En un comunicado que circuló por X, la Confederación afirmó que “es falso que esta reforma laboral persiga aumentar el empleo y pasar a trabajadores informales a puestos formales”.
«Los graves problemas de pobreza, desempleo, precarización y continuo deterioro de la situación social en Argentina no son derivados de las leyes que rigen el universo laboral, sino son consecuencias directas de la falta de crecimiento y de inversión productiva en las macros y micros políticas del gobierno nacional».
Para la central obrera la reforma representa “una afectación grave de derechos colectivos e individuales, que violan expresamente principios constitucionales”. La CGT destaca específicamente dos:
El Principio de Progresividad o No Regresión: impide adoptar medidas injustificadas que supongan un retroceso en los derechos laborales adquiridos.

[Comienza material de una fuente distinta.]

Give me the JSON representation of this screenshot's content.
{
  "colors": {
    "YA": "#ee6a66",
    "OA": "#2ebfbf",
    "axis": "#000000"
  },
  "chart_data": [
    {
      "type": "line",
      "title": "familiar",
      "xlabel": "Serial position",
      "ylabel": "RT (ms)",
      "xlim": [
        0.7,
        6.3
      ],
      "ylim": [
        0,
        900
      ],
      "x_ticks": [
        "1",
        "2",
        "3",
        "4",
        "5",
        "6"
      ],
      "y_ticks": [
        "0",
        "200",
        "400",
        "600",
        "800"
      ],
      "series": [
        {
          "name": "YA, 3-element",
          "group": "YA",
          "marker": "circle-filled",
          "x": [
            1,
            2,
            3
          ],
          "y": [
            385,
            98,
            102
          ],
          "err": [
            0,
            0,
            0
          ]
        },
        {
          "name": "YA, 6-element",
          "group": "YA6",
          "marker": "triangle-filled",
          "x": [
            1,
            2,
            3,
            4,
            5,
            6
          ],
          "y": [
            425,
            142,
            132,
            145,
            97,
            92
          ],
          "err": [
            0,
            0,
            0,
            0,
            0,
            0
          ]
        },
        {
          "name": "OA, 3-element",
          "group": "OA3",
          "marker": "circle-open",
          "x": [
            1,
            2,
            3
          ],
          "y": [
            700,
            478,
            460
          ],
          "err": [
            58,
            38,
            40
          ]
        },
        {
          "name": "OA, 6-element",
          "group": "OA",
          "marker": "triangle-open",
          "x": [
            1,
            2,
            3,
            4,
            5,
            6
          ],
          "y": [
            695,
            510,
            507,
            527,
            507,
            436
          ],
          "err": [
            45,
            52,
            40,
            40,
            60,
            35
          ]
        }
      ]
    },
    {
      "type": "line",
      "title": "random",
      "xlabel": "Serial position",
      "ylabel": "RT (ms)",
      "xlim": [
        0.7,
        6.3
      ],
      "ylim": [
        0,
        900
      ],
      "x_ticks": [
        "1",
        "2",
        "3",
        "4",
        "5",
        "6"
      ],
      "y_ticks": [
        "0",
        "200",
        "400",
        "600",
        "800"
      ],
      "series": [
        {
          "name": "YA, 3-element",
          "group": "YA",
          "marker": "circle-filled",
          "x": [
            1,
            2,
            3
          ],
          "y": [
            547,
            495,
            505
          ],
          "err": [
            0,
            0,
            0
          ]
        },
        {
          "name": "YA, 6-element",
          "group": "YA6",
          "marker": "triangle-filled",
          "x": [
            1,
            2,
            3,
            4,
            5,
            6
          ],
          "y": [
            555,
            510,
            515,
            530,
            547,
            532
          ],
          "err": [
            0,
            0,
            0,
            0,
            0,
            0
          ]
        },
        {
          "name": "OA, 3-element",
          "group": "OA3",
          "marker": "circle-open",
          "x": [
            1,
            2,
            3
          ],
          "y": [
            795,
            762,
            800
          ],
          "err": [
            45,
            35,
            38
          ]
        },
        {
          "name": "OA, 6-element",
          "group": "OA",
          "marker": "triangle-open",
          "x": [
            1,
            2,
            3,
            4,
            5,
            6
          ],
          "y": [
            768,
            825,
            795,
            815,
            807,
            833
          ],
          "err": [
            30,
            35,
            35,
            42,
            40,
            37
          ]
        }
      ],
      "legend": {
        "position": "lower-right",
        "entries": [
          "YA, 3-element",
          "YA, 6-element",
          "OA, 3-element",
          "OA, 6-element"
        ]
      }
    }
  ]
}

El Principio Protectorio: se basa en la desigualdad estructural entre empleador y trabajador.
Paralelamente, la Asociación Gremial de la Abogacía del Estado impulsó de manera formal la primera acción judicial contra la reforma laboral, que coincide con la presentación del recurso de amparo de la CGT y genera una mayor presión sobre el ejecutivo.
A través de esta presentación, que se configuró bajo la figura de una demanda colectiva, la entidad sindical busca cuestionar la constitucionalidad de los múltiples puntos que integran la normativa impulsada por la Casa Rosada.